Ashton traveled to Rothera Research Station on Adelaide Island to begin
the experiment. She and her colleagues sailed offshore and then dove
underwater to set the panels on concrete footings on the ocean floor.
To
power the panels, the scientists ran 600 feet of cable to a station
generator on shore. The experiment began in January 2014, but before
long the cables were severed.
“We’re not sure if it was an iceberg or a ship that dinged them,” Dr. Ashton said.
She
and her colleagues rigged up more protections and started again in June
2014. They managed to keep the project running till March 2015.
Each
panel warmed the water, but just a thin layer eight-hundredths of an
inch deep. One set of panels had enough power to increase the
temperature by 1.8 degrees Fahrenheit; another set heated the water by
3.6 degrees Fahrenheit. For control purposes, a third set of panels was
left unheated.
Dr.
Ashton donned scuba gear and dove periodically to track the progress of
the experiment. (In the winter, she and her colleagues needed to use a
chain saw to cut a hole in the ice.) Sinking to the sea floor, she took
pictures showing that animal larvae had settled on the panels and had
begun to grow.
At
the end of the experiment, Dr. Ashton and her team hoisted the panels
from the seafloor.
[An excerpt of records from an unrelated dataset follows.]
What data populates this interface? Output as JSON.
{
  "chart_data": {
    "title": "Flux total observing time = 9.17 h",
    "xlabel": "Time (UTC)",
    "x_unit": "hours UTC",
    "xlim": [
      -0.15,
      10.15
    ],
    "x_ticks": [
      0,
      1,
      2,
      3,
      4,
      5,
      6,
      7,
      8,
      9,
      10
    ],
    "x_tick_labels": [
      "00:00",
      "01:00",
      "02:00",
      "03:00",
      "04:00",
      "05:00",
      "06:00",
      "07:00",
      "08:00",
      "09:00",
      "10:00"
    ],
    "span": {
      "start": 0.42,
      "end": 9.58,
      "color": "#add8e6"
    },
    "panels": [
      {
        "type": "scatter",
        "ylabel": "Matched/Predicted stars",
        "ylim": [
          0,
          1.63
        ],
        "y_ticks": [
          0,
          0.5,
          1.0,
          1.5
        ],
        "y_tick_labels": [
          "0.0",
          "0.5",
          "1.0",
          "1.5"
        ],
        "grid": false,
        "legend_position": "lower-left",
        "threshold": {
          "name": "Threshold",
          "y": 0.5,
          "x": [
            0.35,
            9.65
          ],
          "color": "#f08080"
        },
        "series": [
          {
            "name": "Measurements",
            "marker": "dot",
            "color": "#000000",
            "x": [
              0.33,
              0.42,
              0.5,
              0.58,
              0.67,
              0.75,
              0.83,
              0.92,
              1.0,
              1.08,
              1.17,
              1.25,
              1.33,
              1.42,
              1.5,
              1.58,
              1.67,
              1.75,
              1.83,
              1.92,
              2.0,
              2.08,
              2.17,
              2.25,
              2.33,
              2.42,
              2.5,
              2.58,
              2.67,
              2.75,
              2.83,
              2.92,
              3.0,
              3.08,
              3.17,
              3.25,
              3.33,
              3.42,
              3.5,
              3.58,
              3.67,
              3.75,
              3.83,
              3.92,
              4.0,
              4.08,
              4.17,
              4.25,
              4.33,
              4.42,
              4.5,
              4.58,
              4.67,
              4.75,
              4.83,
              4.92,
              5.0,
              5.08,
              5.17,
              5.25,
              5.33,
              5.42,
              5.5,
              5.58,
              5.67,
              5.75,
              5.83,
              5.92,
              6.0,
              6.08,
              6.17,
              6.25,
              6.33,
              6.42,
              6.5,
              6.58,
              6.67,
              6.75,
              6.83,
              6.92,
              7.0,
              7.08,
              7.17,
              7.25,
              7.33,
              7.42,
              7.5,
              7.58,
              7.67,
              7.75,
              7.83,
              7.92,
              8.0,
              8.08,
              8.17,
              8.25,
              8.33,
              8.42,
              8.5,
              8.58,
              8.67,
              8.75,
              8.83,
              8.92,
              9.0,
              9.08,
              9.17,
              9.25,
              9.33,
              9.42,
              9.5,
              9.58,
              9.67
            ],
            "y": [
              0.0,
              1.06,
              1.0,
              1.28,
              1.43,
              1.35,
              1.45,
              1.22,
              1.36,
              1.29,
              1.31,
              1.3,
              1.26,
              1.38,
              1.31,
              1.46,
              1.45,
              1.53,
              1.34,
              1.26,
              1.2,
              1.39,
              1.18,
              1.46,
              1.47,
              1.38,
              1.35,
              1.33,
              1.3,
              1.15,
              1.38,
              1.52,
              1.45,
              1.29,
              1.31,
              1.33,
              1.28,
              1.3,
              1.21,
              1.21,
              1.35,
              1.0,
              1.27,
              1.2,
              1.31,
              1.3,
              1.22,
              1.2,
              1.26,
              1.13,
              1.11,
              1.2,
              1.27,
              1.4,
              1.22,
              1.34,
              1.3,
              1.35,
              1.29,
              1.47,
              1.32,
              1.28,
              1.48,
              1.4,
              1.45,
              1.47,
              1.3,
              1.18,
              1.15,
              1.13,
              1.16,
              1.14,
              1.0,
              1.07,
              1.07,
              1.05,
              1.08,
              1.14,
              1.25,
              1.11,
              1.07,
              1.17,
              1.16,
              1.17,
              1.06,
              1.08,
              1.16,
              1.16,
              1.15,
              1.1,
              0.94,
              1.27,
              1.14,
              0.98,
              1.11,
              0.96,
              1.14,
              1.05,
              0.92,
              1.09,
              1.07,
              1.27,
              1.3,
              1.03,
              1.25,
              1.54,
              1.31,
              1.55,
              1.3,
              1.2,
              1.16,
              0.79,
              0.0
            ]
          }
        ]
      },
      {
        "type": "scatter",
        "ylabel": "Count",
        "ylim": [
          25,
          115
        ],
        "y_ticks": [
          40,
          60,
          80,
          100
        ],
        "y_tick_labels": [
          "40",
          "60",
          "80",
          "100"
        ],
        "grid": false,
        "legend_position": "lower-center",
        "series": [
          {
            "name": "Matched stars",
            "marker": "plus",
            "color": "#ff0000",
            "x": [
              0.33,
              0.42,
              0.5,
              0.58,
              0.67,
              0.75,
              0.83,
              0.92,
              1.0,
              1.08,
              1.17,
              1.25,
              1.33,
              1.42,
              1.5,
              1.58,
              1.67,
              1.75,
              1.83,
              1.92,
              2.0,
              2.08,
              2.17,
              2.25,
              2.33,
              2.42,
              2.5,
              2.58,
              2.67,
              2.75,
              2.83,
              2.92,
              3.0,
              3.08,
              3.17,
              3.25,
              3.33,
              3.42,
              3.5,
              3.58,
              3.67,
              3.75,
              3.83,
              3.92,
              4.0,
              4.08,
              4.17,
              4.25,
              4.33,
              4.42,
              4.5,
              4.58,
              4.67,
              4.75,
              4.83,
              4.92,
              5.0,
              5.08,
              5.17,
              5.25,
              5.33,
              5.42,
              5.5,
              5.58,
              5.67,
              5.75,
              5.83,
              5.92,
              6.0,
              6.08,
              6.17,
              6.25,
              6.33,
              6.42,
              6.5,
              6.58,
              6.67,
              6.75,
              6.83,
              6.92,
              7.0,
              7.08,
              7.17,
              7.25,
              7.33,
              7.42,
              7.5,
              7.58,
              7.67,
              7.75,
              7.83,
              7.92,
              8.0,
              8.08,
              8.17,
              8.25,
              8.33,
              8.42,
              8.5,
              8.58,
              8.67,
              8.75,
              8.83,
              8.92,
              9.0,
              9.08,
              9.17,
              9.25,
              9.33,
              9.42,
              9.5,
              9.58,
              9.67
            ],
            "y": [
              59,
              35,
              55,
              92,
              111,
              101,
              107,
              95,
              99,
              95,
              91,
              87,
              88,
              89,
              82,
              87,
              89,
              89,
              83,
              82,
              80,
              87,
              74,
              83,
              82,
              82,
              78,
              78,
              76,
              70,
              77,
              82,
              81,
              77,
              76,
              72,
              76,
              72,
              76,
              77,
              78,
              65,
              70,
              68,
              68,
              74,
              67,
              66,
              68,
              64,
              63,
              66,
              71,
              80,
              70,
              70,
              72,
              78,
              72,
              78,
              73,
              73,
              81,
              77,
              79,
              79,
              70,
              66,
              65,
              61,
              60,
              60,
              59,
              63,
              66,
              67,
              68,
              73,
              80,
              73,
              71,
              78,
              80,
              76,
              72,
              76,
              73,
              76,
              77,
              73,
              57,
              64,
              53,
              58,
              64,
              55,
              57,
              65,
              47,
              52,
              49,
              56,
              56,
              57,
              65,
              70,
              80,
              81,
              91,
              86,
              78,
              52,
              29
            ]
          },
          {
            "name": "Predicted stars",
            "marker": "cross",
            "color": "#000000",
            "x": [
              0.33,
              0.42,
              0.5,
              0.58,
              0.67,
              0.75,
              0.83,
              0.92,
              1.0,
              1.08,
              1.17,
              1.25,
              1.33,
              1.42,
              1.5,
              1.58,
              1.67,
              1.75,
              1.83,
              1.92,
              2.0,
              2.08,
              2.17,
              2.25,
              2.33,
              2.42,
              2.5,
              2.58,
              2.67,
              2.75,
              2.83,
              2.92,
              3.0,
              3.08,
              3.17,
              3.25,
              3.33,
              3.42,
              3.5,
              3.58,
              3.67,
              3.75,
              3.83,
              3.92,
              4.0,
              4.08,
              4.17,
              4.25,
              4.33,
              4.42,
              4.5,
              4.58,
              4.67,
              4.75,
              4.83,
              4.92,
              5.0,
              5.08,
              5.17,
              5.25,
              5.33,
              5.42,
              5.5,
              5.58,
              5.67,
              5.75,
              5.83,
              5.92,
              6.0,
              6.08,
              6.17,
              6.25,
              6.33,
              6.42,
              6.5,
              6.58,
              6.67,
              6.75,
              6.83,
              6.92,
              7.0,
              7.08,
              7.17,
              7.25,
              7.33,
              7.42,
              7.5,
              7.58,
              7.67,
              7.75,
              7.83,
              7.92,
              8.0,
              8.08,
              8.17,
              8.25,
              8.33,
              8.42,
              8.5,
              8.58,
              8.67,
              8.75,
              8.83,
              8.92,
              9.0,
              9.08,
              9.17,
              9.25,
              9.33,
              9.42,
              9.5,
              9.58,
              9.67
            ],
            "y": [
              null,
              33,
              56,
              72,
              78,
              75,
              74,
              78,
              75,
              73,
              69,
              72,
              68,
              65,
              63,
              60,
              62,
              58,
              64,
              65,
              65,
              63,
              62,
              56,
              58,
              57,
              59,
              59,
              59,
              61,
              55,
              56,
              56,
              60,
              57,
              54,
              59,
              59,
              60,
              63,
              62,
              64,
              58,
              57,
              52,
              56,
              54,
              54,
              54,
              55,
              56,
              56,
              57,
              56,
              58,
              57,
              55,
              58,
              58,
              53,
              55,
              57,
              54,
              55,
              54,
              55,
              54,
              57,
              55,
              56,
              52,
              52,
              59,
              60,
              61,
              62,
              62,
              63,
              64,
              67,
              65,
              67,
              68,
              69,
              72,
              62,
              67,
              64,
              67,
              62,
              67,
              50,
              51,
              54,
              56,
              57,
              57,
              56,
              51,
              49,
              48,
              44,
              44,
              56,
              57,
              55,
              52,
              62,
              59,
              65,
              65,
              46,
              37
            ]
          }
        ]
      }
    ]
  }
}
Back at the station, she inspected the marine life
under a microscope.
When the experiment began, Dr. Ashton had been skeptical that she’d see much change. “I was quite naïve,” she said.
Some
of her more optimistic colleagues had pointed out that biochemical
reactions can occur faster at higher temperatures. They thought animals
on the warm panels might grow 10 percent faster.
But
it didn’t take many dives for Dr. Ashton to realize that the animals
were growing even more quickly. One species of worm grew 70 percent
faster on a panel heated by 1.8 degrees Fahrenheit, compared with its
growth on unheated panels.
Filter-feeding
animals called bryozoans doubled their growth on heated panels,
crowding out other species that seemed to fare well on unheated panels.
What
drives this growth? “We don’t really know,” Dr. Ashton said. She is now
investigating whether higher temperatures might switch on a special set
of genes that speeds up development in some species.
The
results on the panels heating water by 3.6 degrees Fahrenheit were even
more puzzling. On some, animals grew more; on others, less. Even within
each species, Dr. Ashton and her colleagues found that individuals
varied a lot in how well they fared.
Grace
Saba, a marine ecologist at Rutgers University, cautioned that some
animals might not be able to grow so fast in a warmer climate.
During
the experiment, an abundant supply of algae fueled the growth of the
bryozoans. But when the whole ocean gets warm, the algae may suffer,
too, leaving the bryozoans to starve.
“With those increases in growth rates comes higher demand for food,” she said.
Dr.
Kordas said that it’s hard to tackle these questions when so few
climate experiments have been carried out in the ocean, compared to the
many that have been done on land.
“The marine scientific community really needs to catch up to broaden our understanding,” she said.